Wednesday, January 26, 2011

Joy is to survive

DISCLAIMER: This is the exact same post that was on my Tumblr, just moved here. Just a fair warning, in case you've already read it. Also, there’s gonna be a lot of words, so if you don’t feel like reading a bunch you can just watch the video at the end, which’ll basically sum everything up.

The other day, a close friend informed me that, if I ever needed to rant about anything, she’d gladly listen. This came as no surprise to me, nor was it the first time I had heard something like it. In fact, I know that I have many people that care about me, and any problems I may have….and that’s what I can’t seem to wrap my head around.
See, I’ve never been one to talk about my problems, or bare my soul, or any of that.
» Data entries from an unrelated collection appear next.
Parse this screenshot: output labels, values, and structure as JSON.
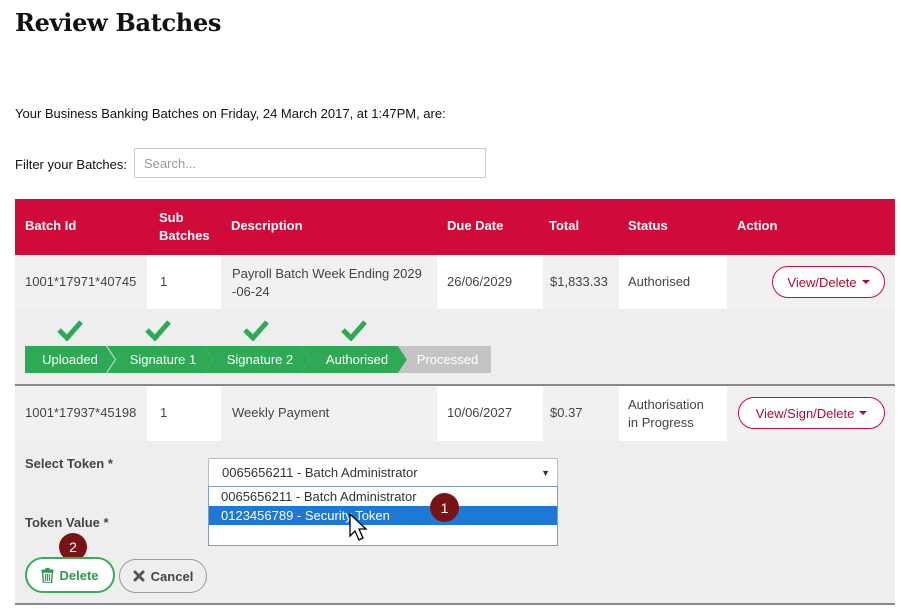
{
  "page": {
    "title": "Review Batches",
    "intro": "Your Business Banking Batches on Friday, 24 March 2017, at 1:47PM, are:"
  },
  "filter": {
    "label": "Filter your Batches:",
    "placeholder": "Search..."
  },
  "table": {
    "headers": {
      "batch_id": "Batch Id",
      "sub_batches_1": "Sub",
      "sub_batches_2": "Batches",
      "description": "Description",
      "due_date": "Due Date",
      "total": "Total",
      "status": "Status",
      "action": "Action"
    },
    "rows": [
      {
        "batch_id": "1001*17971*40745",
        "sub_batches": "1",
        "description_1": "Payroll Batch Week Ending 2029",
        "description_2": "-06-24",
        "due_date": "26/06/2029",
        "total": "$1,833.33",
        "status_1": "Authorised",
        "status_2": "",
        "action": "View/Delete"
      },
      {
        "batch_id": "1001*17937*45198",
        "sub_batches": "1",
        "description_1": "Weekly Payment",
        "description_2": "",
        "due_date": "10/06/2027",
        "total": "$0.37",
        "status_1": "Authorisation",
        "status_2": "in Progress",
        "action": "View/Sign/Delete"
      }
    ]
  },
  "progress": {
    "steps": [
      {
        "label": "Uploaded",
        "done": true
      },
      {
        "label": "Signature 1",
        "done": true
      },
      {
        "label": "Signature 2",
        "done": true
      },
      {
        "label": "Authorised",
        "done": true
      },
      {
        "label": "Processed",
        "done": false
      }
    ],
    "colors": {
      "done": "#2eaa57",
      "pending": "#c4c4c4",
      "check": "#2eaa57"
    }
  },
  "token_form": {
    "select_label": "Select Token *",
    "selected_value": "0065656211 - Batch Administrator",
    "options": [
      "0065656211 - Batch Administrator",
      "0123456789 - Security Token"
    ],
    "token_value_label": "Token Value *",
    "delete_label": "Delete",
    "cancel_label": "Cancel"
  },
  "markers": {
    "one": "1",
    "two": "2"
  },
  "colors": {
    "brand": "#d00b3a",
    "marker": "#7a1414",
    "highlight": "#1e78d6"
  }
}
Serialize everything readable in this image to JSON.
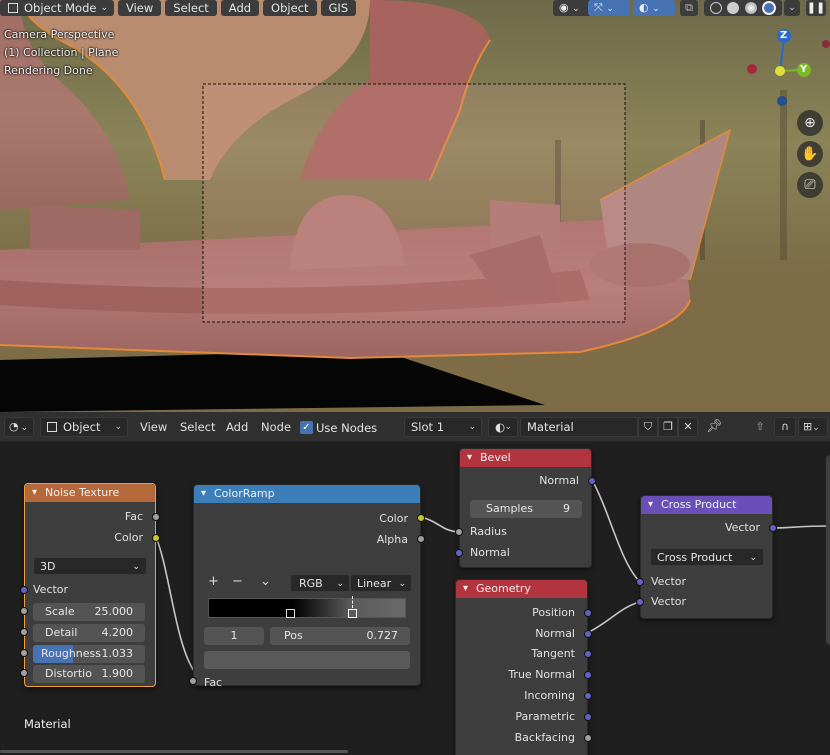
{
  "viewport": {
    "mode_label": "Object Mode",
    "menus": [
      "View",
      "Select",
      "Add",
      "Object",
      "GIS"
    ],
    "info": [
      "Camera Perspective",
      "(1) Collection | Plane",
      "Rendering Done"
    ],
    "gizmo_axes": {
      "z": "Z",
      "y": "Y"
    }
  },
  "node_editor": {
    "editor_type_label": "Object",
    "menus": [
      "View",
      "Select",
      "Add",
      "Node"
    ],
    "use_nodes_label": "Use Nodes",
    "use_nodes_checked": true,
    "slot_label": "Slot 1",
    "material_name": "Material",
    "footer_label": "Material",
    "nodes": {
      "noise": {
        "title": "Noise Texture",
        "outputs": [
          "Fac",
          "Color"
        ],
        "dimensions": "3D",
        "vector_label": "Vector",
        "fields": [
          {
            "name": "Scale",
            "value": "25.000"
          },
          {
            "name": "Detail",
            "value": "4.200"
          },
          {
            "name": "Roughness",
            "value": "1.033"
          },
          {
            "name": "Distortio",
            "value": "1.900"
          }
        ]
      },
      "colorramp": {
        "title": "ColorRamp",
        "outputs": [
          "Color",
          "Alpha"
        ],
        "add_label": "+",
        "remove_label": "−",
        "more_label": "⌄",
        "color_mode": "RGB",
        "interpolation": "Linear",
        "stop_index": "1",
        "pos_label": "Pos",
        "pos_value": "0.727",
        "input_label": "Fac"
      },
      "bevel": {
        "title": "Bevel",
        "output": "Normal",
        "samples_label": "Samples",
        "samples_value": "9",
        "inputs": [
          "Radius",
          "Normal"
        ]
      },
      "geometry": {
        "title": "Geometry",
        "outputs": [
          "Position",
          "Normal",
          "Tangent",
          "True Normal",
          "Incoming",
          "Parametric",
          "Backfacing"
        ]
      },
      "cross": {
        "title": "Cross Product",
        "output": "Vector",
        "operation": "Cross Product",
        "inputs": [
          "Vector",
          "Vector"
        ]
      }
    }
  },
  "colors": {
    "selection_outline": "#f0a040",
    "socket_float": "#a1a1a1",
    "socket_color": "#c7c729",
    "socket_vector": "#6363c7",
    "header_texture": "#b5683a",
    "header_converter": "#3b7eb8",
    "header_input": "#b2343f",
    "header_vector": "#6a4fb8",
    "active_field": "#4772b3"
  },
  "roughness_fill_fraction": 0.36
}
I’ve always chosen to project an eternally carefree image, and deal with any real issues I may have on my own. Consider me an introverted extrovert, if you will. For whatever reason though, I’ve decided to open the floodgates and let everything I think about myself out into the open. Maybe this’ll make me look down upon myself less. Maybe it’ll justify everything I already feel. It’ll almost certainly paint me in a new light to a lot of people. Whether that ends up being a negative or a positive thing though, remains to be seen. Okay, I’m gonna shut up and start talking now:
I have what I like to call Xander Syndrome (yes, like the character from Buffy the Vampire Slayer). Here’s what I mean:
1: I try my best, and would do anything for the people I love and care about, even though I have no real skills or anything to offer, and;
2: I joke constantly about anything and everything, to avoid dealing with, you guessed it, anything and everything. I love trying to help my friends through any problems I may have. Yes, it is because I care about them, but there’s also a deeper, more selfish reasoning behind it. Every time I can have a hand in improving someone’s day/life/whatever it makes me feel… like I’m worth something. Also, helping other people deal is so much easier than dealing on my own, which is why I choose to do so.
3: I have way more female friends than male. It’s always been this way. When it comes to choosing close friends, I’ve always gone for people where I feel I can be myself completely. Both the inane, goofy side that the world sees, and the thoughtful, philosophical side that few ever get to see. And I’ve found very few male friends that I can share that side with. Not saying they don’t exist, as I do have a couple. Just that they’re a lot rarer than the female of the species. And speaking of females…
4: All my relationships start out fine, then they end up to be bloodsucking hellbeasts that want nothing more than to devour my soul, once they’ve decided they have no more use for me. At first I thought it was because I just went for whoever came my way (This is due to the fact that I’ve always figured that I’m unworthy of love, and should be grateful that anyone would waste time on me. I’m not completely over that mentality yet, but I’m much better than I was before). But then I started going after what I wanted. And it was the same thing all over again. I’ll find someone who I think is sweet, loving, honest, and genuinely beautiful both inside and outside. And I will love them with every fiber of my being, and do everything in my power to try and see that they know this, and are happy and taken care of. And, for a while, everything is great. But then, once it seems I’ve outlived my usefulness, the loving, caring person I thought I knew will start to show their true colors. Thing is though, I blame them for being fake, and changing (and in all honesty, they do. This is in no way me just being bitter for the sake of it), but the truth of it all is that there’s one common factor that plays into all of it: Me. Which makes me think that I’m the one that turns them into horrible, she-beasts who want nothing more than to see me hurt. And it also makes me think that maybe I deserve it. I mean, someone who deserved happiness wouldn’t have that kind of consecutive bad luck, would they?
5: Everyone I know has some sort of skill or talent, something to offer the world. Meanwhile, I have nothing. I’m gonna be 30 in less than 4 years. And I have absolutely nothing to show for all the time I’ve put into this life. No career, no degree, no house, no car (hell, I don’t even drive, and I never have), and no one to love, or to love me.
Yet, despite all of this, for some reason, people keep me around. And I can’t understand it. I fuck up so much, I drive people away, I try to help others when I have no business doing so. I mean, hell, I can’t even help myself, so what right do I have to give anybody else advice? None, that’s what. Honestly, when I think about it, I’m the worst kind of person there is. And not a day goes by when I don’t wake up in the morning and just wish I could close my eyes and fall back asleep again forever.